11 outubro 2009 - 00h00

           Poder aliara à teoria à prática, esta foi a principal vantagem apontada pelos alunos que participam desde ontem (10/10) do 1º Curso de Avaliação da Conformação Ideal de Vacas Leiteiras, que vai até amanhã no Parque de Exposições Laucídio Coelho, e faz parte da programação da 1ª Expo MS. 

          Kamila Souza Leite, aluna do 3º ano de zootecnia da Universidade Federal de Mato Grosso do Sul (UFMS), disse que escolheu fazer o curso para ter uma noção mais clara de como avaliar um animal tanto para competições quanto para a produção de leite. Segundo ela, as disciplinas da universidade dão uma maior ênfase na pecuária de corte, por ser a principal atividade do Estado. “E a leiteira acaba ficando de fora”, disse.

           “Está sendo uma forma de praticar o que estudamos em sala de aula. Não é a mesma coisa. Lá a gente não vê um animal e sim uma figura. E tem coisas que só frente a frente com bicho é que a gente vai saber. Por exemplo: como reconhecer se a vaca é dócil por uma figura?”, questiona.

Anny Karolyne dos Santos Nonato, aluna de zootecnia na UFMS, ressalta que cursos como este é o que há de mais próximo daquilo que eles vão enfrentar no marcado de trabalho.
“Nós temos uma disciplina na qual estudamos as raças leiteiras, mas estar aqui não é como estar em classe.

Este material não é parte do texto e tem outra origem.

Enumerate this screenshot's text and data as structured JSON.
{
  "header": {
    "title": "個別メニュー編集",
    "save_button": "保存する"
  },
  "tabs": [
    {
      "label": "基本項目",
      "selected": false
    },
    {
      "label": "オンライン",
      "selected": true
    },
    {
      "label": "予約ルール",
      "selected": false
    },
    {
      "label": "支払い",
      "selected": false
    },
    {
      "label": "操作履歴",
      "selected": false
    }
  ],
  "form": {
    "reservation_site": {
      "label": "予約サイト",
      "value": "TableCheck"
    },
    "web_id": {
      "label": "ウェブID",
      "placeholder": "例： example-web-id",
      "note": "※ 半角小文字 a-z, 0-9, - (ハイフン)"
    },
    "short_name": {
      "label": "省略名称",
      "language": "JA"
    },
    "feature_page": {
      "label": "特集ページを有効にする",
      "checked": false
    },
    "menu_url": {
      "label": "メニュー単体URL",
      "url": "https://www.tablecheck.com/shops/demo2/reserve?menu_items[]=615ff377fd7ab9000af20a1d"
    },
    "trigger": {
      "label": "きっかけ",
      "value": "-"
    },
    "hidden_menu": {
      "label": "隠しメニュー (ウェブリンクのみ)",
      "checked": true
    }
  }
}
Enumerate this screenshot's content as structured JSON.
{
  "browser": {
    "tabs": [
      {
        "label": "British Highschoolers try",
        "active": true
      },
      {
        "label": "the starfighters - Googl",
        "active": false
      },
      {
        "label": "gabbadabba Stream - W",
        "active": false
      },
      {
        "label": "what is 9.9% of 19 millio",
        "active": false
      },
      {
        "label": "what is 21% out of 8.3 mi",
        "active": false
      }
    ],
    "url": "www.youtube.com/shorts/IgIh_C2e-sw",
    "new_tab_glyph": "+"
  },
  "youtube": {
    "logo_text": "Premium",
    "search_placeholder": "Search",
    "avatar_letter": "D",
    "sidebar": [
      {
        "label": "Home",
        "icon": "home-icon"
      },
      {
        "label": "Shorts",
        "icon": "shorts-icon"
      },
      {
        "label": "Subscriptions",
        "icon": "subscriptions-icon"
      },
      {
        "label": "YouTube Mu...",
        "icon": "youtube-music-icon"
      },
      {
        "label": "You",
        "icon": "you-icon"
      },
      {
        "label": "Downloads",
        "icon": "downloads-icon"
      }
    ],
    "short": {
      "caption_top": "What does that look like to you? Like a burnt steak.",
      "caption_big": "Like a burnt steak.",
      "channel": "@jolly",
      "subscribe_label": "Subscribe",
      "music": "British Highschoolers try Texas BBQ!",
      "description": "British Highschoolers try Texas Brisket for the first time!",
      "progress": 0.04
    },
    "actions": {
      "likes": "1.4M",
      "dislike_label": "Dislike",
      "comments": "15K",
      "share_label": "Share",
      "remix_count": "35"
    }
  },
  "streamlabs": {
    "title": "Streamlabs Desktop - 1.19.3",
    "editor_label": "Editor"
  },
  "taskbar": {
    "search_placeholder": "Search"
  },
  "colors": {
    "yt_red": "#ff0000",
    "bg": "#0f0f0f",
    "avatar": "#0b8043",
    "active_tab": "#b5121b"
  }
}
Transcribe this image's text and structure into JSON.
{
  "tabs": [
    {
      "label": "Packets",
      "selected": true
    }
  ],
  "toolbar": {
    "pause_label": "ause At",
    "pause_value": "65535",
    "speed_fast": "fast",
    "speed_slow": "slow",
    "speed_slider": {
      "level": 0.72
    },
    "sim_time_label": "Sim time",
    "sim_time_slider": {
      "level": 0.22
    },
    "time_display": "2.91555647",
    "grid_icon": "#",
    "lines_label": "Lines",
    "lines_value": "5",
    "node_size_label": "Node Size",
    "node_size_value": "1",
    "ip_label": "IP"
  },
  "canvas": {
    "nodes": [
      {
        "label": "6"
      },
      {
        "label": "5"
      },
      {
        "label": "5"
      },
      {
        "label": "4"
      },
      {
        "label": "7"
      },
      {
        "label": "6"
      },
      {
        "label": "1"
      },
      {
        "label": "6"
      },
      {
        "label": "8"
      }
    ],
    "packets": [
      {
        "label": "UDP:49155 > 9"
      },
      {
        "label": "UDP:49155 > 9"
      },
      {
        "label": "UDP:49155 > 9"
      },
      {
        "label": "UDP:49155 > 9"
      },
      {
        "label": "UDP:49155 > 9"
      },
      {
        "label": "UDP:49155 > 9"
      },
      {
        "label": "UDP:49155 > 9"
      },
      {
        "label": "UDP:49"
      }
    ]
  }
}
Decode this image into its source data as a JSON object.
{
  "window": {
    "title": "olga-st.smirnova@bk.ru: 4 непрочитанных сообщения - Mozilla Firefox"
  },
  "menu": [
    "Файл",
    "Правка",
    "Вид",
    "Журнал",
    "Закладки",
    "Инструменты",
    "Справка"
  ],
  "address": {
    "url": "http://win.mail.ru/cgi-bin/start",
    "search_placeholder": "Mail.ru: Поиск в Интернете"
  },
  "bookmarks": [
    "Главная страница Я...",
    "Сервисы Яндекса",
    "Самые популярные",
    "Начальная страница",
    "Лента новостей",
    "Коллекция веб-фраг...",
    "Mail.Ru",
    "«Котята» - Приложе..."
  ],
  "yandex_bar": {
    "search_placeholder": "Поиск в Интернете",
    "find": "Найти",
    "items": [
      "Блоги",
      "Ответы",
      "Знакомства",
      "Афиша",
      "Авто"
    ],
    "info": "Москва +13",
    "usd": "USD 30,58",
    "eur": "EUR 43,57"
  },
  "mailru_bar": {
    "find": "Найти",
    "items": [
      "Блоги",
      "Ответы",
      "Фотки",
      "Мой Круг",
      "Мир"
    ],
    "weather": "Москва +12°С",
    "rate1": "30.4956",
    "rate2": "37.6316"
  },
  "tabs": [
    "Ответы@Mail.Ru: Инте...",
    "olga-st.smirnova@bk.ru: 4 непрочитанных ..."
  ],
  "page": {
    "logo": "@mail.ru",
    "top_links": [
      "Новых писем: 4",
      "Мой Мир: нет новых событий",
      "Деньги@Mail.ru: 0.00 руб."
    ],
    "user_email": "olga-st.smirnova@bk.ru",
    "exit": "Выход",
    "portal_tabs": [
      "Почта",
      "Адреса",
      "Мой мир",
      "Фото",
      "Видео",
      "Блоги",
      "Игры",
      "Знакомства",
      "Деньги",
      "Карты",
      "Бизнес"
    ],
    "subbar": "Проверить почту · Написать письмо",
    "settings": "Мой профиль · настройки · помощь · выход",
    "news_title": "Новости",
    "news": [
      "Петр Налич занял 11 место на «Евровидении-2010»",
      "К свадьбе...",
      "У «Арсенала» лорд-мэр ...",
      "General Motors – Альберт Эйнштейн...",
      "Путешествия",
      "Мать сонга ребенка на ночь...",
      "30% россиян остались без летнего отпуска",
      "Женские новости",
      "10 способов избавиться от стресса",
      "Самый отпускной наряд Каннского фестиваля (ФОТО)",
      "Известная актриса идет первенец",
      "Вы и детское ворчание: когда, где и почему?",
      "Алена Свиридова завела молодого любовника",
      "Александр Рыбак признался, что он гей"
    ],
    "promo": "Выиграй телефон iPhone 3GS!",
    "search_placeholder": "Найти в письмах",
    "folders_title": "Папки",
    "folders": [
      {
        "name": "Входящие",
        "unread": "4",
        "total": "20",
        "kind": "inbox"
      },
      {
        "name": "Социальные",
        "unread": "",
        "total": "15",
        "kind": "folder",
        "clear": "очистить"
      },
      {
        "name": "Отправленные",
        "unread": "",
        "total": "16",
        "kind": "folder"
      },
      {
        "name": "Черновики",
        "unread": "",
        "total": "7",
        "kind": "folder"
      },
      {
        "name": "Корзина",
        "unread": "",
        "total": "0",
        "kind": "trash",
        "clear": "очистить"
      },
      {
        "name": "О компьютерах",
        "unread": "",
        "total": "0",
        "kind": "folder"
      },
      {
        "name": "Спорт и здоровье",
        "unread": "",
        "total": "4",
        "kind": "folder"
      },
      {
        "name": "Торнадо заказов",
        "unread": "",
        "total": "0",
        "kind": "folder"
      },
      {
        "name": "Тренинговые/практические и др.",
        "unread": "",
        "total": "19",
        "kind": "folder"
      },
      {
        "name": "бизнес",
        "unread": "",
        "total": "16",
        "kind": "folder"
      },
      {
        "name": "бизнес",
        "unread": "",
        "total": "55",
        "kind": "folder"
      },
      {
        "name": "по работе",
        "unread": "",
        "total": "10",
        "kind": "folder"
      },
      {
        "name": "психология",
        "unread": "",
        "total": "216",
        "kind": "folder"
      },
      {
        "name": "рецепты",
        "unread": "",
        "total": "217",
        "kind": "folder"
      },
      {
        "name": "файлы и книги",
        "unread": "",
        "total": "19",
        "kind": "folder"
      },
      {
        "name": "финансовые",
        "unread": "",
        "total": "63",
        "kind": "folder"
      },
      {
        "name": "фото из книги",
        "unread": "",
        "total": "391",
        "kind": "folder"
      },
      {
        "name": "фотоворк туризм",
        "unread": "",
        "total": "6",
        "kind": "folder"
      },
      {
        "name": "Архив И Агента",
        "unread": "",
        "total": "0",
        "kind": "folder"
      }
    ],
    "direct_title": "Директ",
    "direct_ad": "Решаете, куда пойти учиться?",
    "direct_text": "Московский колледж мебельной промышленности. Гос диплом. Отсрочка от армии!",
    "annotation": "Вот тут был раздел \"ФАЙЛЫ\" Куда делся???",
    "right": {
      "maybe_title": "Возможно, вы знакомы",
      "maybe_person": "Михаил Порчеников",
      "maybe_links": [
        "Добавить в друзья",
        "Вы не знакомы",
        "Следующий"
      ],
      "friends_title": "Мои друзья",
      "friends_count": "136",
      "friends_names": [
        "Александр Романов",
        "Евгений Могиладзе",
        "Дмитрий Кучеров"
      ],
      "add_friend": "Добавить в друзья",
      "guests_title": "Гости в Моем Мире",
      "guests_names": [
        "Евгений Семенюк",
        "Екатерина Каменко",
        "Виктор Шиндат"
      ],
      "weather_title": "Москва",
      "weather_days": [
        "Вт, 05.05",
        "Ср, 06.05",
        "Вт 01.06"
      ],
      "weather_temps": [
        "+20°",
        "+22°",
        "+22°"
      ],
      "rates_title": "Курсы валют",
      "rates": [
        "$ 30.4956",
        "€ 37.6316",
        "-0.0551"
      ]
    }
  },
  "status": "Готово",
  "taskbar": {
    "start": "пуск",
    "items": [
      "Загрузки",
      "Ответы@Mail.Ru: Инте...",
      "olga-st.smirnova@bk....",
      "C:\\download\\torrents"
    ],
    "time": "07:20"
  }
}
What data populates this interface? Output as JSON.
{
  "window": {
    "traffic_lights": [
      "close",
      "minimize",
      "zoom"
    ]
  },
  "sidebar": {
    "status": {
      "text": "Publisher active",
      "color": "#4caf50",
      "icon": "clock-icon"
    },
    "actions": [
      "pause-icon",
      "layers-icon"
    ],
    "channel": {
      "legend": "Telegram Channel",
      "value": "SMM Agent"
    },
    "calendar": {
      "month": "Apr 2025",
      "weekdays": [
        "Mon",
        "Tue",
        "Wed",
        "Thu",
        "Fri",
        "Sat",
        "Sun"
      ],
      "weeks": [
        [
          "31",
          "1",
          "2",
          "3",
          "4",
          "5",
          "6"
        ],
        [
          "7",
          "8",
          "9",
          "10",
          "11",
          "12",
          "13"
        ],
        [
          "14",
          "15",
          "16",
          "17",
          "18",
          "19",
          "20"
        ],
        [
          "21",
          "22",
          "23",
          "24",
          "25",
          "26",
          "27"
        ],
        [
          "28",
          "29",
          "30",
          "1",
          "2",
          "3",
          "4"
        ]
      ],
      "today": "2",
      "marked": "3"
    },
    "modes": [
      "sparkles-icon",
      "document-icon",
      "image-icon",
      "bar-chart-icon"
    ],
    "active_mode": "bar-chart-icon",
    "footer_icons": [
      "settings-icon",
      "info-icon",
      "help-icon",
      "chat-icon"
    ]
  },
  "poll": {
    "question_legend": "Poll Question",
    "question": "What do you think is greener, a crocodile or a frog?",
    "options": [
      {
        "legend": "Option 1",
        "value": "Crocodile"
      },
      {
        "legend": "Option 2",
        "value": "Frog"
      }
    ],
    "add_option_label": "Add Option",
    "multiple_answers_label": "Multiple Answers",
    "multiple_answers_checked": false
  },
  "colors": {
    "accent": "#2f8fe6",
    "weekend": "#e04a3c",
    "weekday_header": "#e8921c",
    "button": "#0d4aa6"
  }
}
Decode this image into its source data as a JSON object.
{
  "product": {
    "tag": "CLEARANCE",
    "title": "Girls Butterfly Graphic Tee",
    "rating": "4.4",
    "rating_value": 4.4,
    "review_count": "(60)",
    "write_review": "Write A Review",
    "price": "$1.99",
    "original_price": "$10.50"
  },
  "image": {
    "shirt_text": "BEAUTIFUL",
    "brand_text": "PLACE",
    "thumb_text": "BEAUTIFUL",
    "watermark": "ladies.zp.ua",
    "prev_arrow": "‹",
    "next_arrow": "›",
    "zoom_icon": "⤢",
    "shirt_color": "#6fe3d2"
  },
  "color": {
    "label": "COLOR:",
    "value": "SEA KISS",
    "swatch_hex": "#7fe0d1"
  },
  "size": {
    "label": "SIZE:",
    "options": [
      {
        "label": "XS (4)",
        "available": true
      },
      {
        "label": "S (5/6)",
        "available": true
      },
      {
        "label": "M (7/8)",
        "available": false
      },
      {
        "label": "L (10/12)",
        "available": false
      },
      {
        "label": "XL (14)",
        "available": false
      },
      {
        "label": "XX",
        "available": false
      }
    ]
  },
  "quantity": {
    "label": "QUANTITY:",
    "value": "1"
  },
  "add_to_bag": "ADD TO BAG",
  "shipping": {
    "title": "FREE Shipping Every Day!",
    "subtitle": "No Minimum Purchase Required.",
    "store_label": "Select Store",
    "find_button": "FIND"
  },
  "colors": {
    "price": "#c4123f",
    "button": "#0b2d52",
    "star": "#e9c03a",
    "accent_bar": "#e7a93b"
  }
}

Aqui é pegar os nossos conhecimentos e aplicá-las na prática”, diz. Anny revelou que pecuária leiteira não é seu objetivo depois de concluir o curso, mas, mesmo assim veio conhecer mais sobre o assunto, pois não quer se ver sem resposta em uma situação inesperada.
“Se vem um fazendeiro e pergunta sobre uma vaca, o que é que eu diria? ‘Sinto muito, mas na universidade a gente só viu figuras, não sei avaliar seu animal. O senhor vai ter de chamar outra pessoa’”, , exemplifica. “Não tem cabimento”.        
Na prática - O médico veterinário Matheus Silva Vieira, que ministra o curso, lembra que é de grande importância que profissionais da área e produtores do setor saibam fazer o reconhecimento do animal para melhorar o rebanho do Estado.
“Aqui nós avaliamos 17 características na vaca e damos uma pontuação, com o resultado, faz-se a escolha do touro que é melhor indicado para cruzar com ela e assim eliminar seus defeitos nas próximas gerações”, explica.
Segundo Vieira, há dois tipos de avaliação um que observa se as características da raça são fortemente encontradas no exemplar, e a outra que atenta para as de produção. “Nem sempre um animal que é produz muito leite tem consigo o melhor da raça, mas isso não é necessariamente ruim”.
Como exemplo Vieira destacou o gado gir, o qual, no Brasil, duas características da raça são indesejáveis, o umbigo longo –que é mais suscetível a infecções, por arrastar em pastagens altas- e o teta grande, na qual os bocais das ordenhadeiras mecânicas não se encaixam.